JOSÉ MEJÍA LEQUERICA
[1] José Mejía (o Mexía) Lequerica (1777-1813), nació en Quito, Ecuador. Autodidacta con conocimientos filosóficos, históricos, jurídicos y políticos que incursionó en el periodismo revolucionario y en la cátedra universitaria. Poseedor de varios grados universitarios e importantes investigaciones botánicas y diputado en las cortes de Cádiz. En 1803 contrajo matrimonio con Manuela Santa Cruz y Espejo, hermana del precursor americano. Se destacó como un gran político liberal y americanista e insigne orador, conociéndosele en el Congreso con los nombres del «Mirabeau americano» y como el «rival del divino Argüelles». Su vida y su obra son conocidas precisamente por su relevante actuación como diputado en esas Cortes, donde es recordado como un gran orador. Al margen de esto, la actividad científica de Mejía Lequerica representa el inicio y el desarrollo de la botánica científica ecuatoriana, al ser considerado como el primer observador riguroso de la flora de este país que aplicó en su estudio teorías y métodos científicos modernos.
Colocado en España por las circunstancias sociales y políticas, peleó en las filas españolas contra José Bonaparte.

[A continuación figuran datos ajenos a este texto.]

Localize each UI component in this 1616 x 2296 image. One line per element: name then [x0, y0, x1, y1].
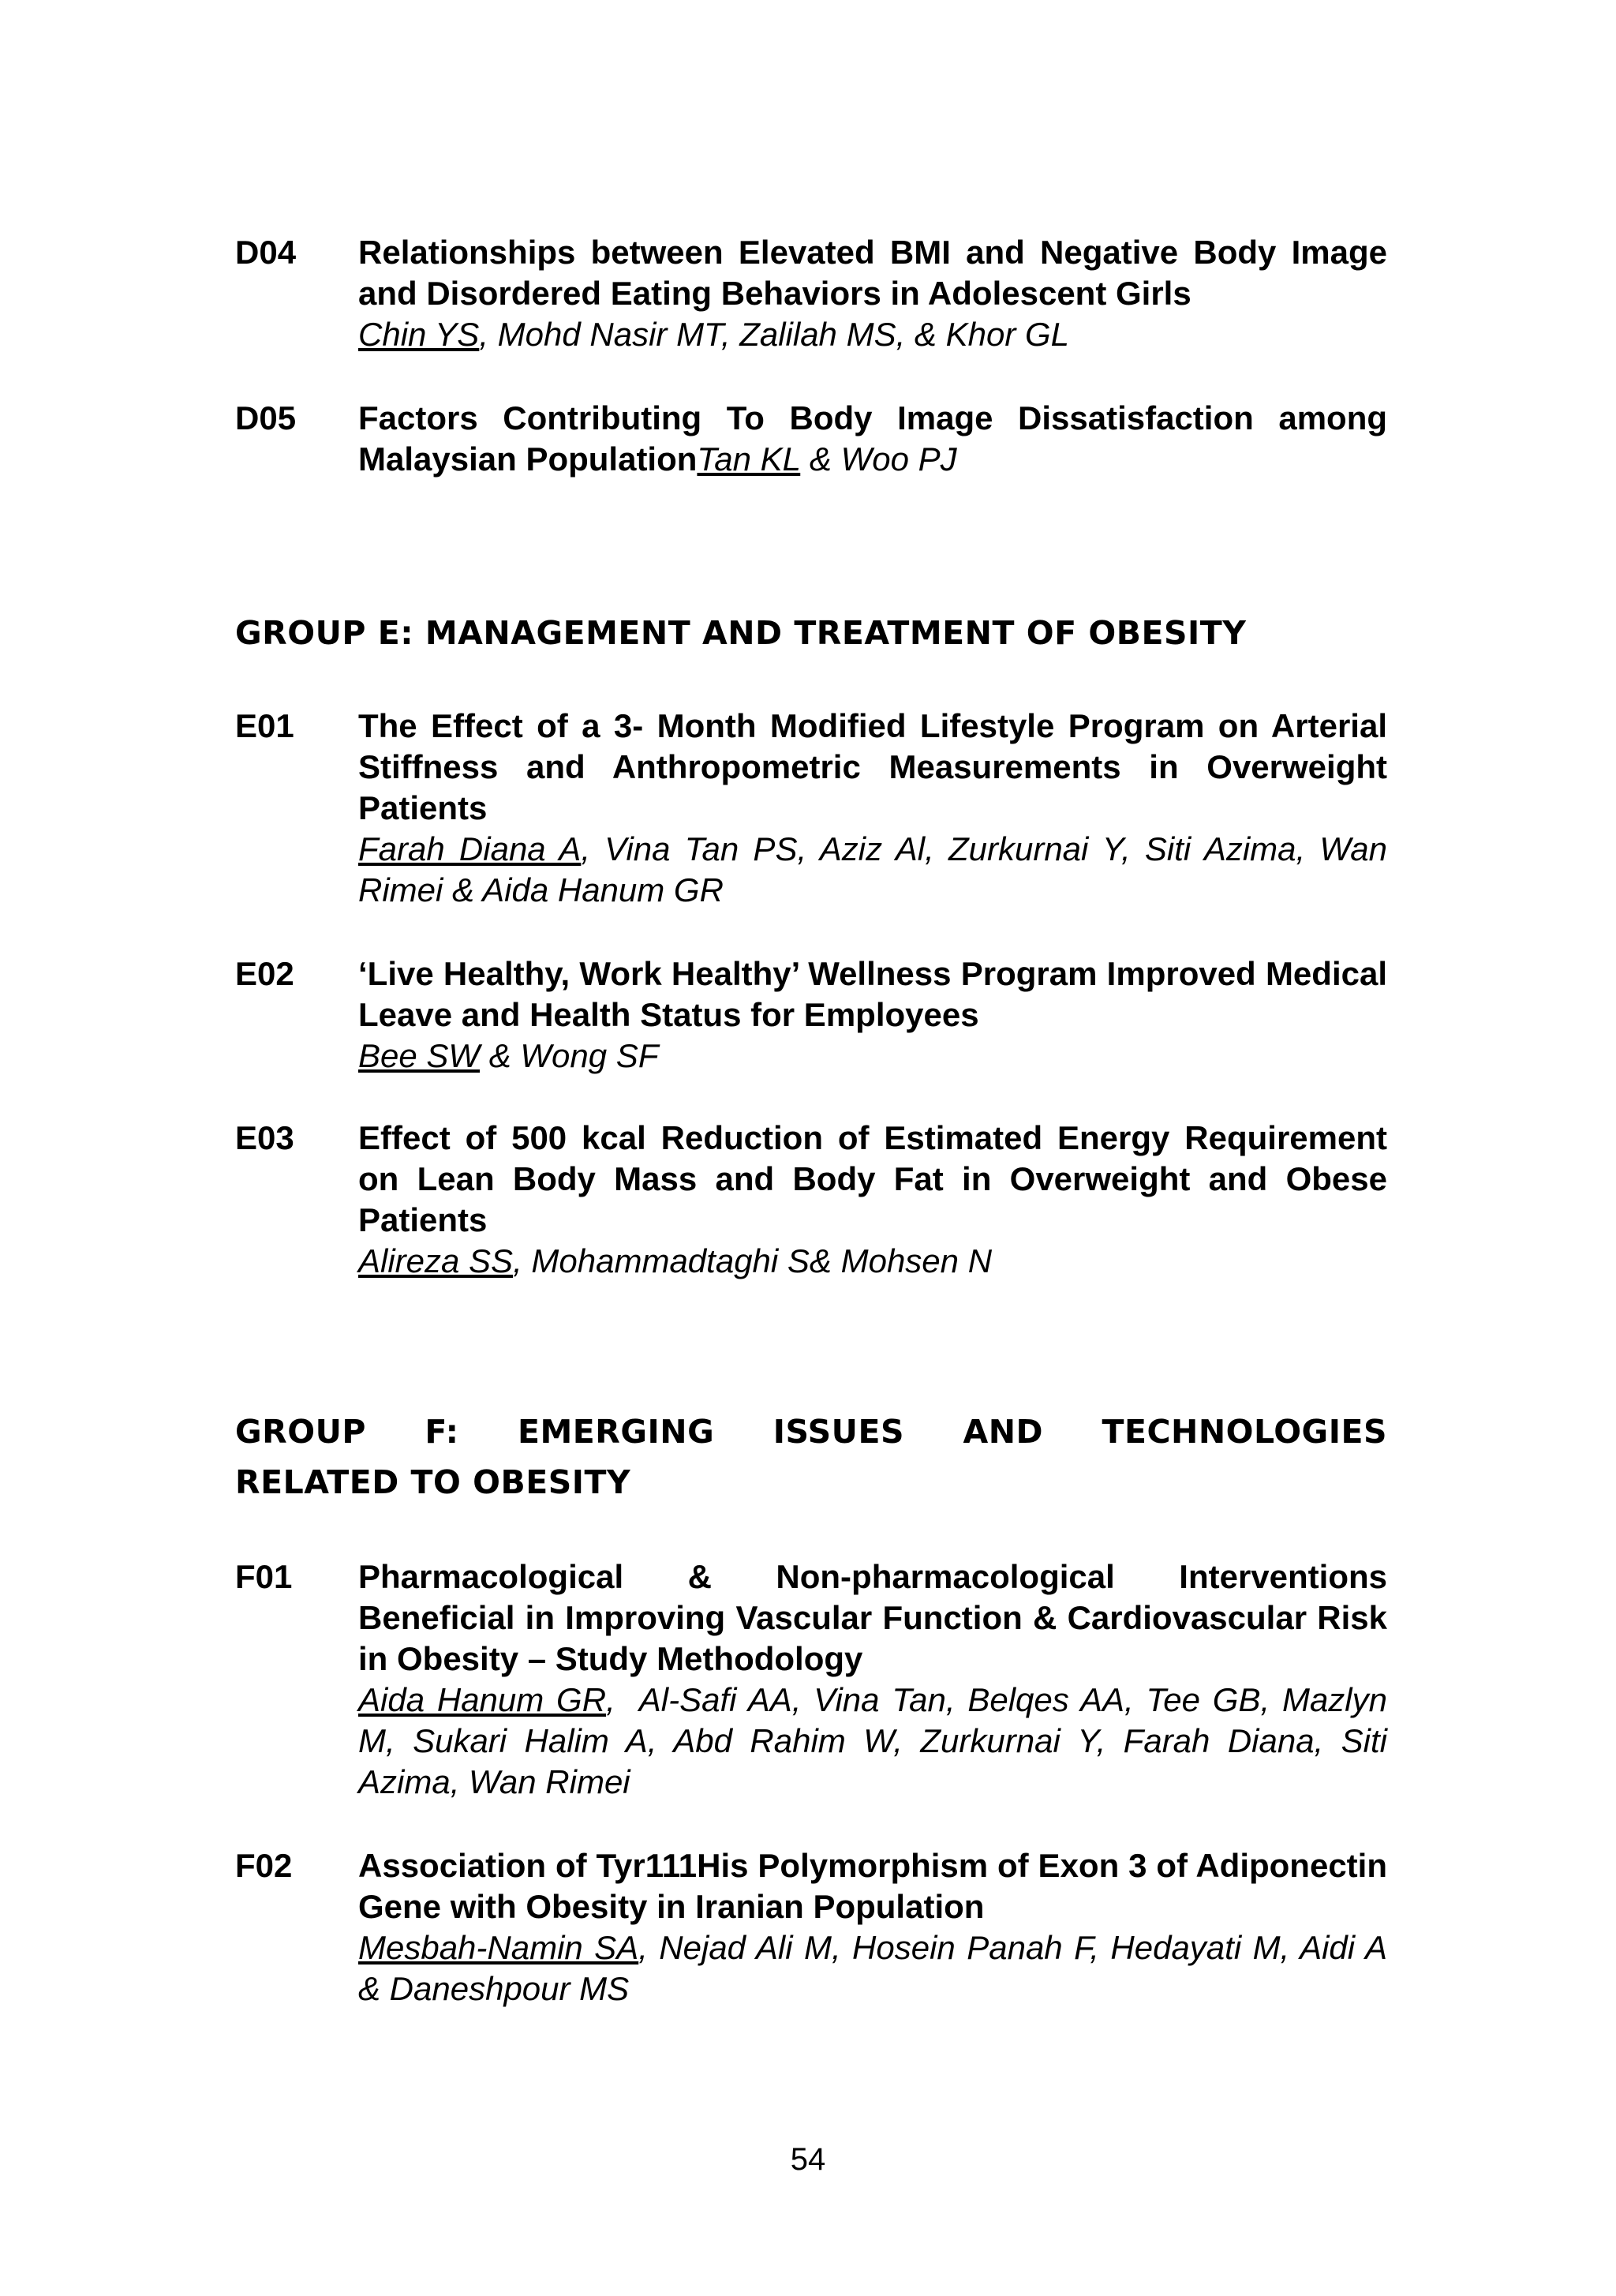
abstract-authors: [358, 1680, 1397, 1803]
abstract-code: D05: [235, 399, 297, 436]
abstract-title: Relationships between Elevated BMI and Negative Body Image and Disordered Eating Behaviors in Adolescent Girls: [358, 234, 1387, 312]
abstract-authors: [358, 314, 1387, 355]
presenting-author: Farah Diana A: [358, 830, 582, 867]
presenting-author: Mesbah-Namin SA: [358, 1929, 639, 1966]
abstract-authors: [358, 1036, 1387, 1077]
page-number: 54: [790, 2142, 826, 2177]
abstract-title: ‘Live Healthy, Work Healthy’ Wellness Program Improved Medical Leave and Health Status for Employees: [358, 955, 1387, 1033]
abstract-code: D04: [235, 234, 297, 271]
co-authors: , Mohd Nasir MT, Zalilah MS, & Khor GL: [479, 316, 1070, 353]
abstract-code: E03: [235, 1119, 294, 1156]
abstract-code: E02: [235, 955, 294, 992]
presenting-author: Chin YS: [358, 316, 480, 353]
co-authors: & Wong SF: [480, 1037, 659, 1074]
abstract-title: Factors Contributing To Body Image Dissatisfaction among Malaysian Population: [358, 399, 1387, 478]
abstract-code: F01: [235, 1558, 293, 1595]
co-authors: , Al-Safi AA, Vina Tan, Belqes AA, Tee GB, Mazlyn M, Sukari Halim A, Abd Rahim W, Zurkurnai Y, Farah Diana, Siti Azima, Wan Rimei: [358, 1681, 1397, 1800]
abstract-code: F02: [235, 1847, 293, 1884]
presenting-author: Bee SW: [358, 1037, 481, 1074]
abstract-title: Effect of 500 kcal Reduction of Estimated Energy Requirement on Lean Body Mass and Body Fat in Overweight and Obese Patients: [358, 1119, 1387, 1238]
abstract-authors: [697, 440, 956, 478]
presenting-author: Aida Hanum GR: [358, 1681, 607, 1718]
co-authors: , Vina Tan PS, Aziz Al, Zurkurnai Y, Siti Azima, Wan Rimei & Aida Hanum GR: [358, 830, 1387, 908]
section-heading-group-f: GROUP F: EMERGING ISSUES AND TECHNOLOGIES RELATED TO OBESITY: [235, 1413, 1387, 1501]
abstract-authors: [358, 829, 1387, 911]
abstract-code: E01: [235, 707, 294, 744]
co-authors: , Mohammadtaghi S& Mohsen N: [513, 1242, 993, 1279]
abstract-title: Association of Tyr111His Polymorphism of Exon 3 of Adiponectin Gene with Obesity in Iranian Population: [358, 1847, 1387, 1925]
abstract-title: The Effect of a 3- Month Modified Lifestyle Program on Arterial Stiffness and Anthropometric Measurements in Overweight Patients: [358, 707, 1387, 826]
section-heading-group-e: GROUP E: MANAGEMENT AND TREATMENT OF OBESITY: [235, 614, 1247, 652]
co-authors: & Woo PJ: [800, 440, 957, 478]
abstract-authors: [358, 1241, 1387, 1282]
abstract-authors: [358, 1927, 1387, 2009]
abstract-title: Pharmacological & Non-pharmacological Interventions Beneficial in Improving Vascular Function & Cardiovascular Risk in Obesity – Study Methodology: [358, 1558, 1387, 1677]
presenting-author: Alireza SS: [358, 1242, 514, 1279]
presenting-author: Tan KL: [697, 440, 801, 478]
co-authors: , Nejad Ali M, Hosein Panah F, Hedayati M, Aidi A & Daneshpour MS: [358, 1929, 1387, 2007]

Como diputado en las Cortes de Cádiz defendió la libertad de expresión y la igualdad de representación de América y España; se pronunció contra la monarquía y sus poderes omnímodos; denunció los asesinatos cometidos en Quito; luchó por la supresión del vasallaje y de los señoríos; consiguió poner término a los tributos y repartimientos; la derogatoria de los diezmos y primicias; la cesación de los privilegios económicos para los conventos; obtuvo que se permitiera a los negros ingresar a las órdenes religiosas y obtener títulos académicos. En su célebre discurso en defensa de los indios atacó a la inquisición con pruebas irrefutables consiguiendo que no fuera restaurado este nefasto tribunal y sus criminales prácticas de torturas y penas infamantes.
Además, defendió el derecho de las colonias a un trato igual con la metrópoli en el comercio y en la aplicación de las Leyes de Indias y sostuvo que el poder del Rey emanaba del pueblo y que debía ser para el pueblo. Es célebre su frase: “desaparezcan de una vez esas odiosas expresiones de: pueblo bajo, plebe y canalla. Este pueblo bajo, esta plebe, esta canalla es la que libertará a España, si se liberta...”, en relación a la dominación francesa contra la cual luchó. Argumentó la necesidad de que la religión esté separada del Estado y de que cada quien profese el credo que a bien tuviere, y no por obligación de la iglesia. La educación debía desterrar el terror y la imposición para dar paso al desarrollo cabal de las mejores capacidades del educando.
Como periodista trabajó en la redacción en dos periódicos: LA ABEJA ESPAÑOLA, y en LA TRIPLE ALIANZA mediante comentarios y editoriales de avanzada y revolucionarios.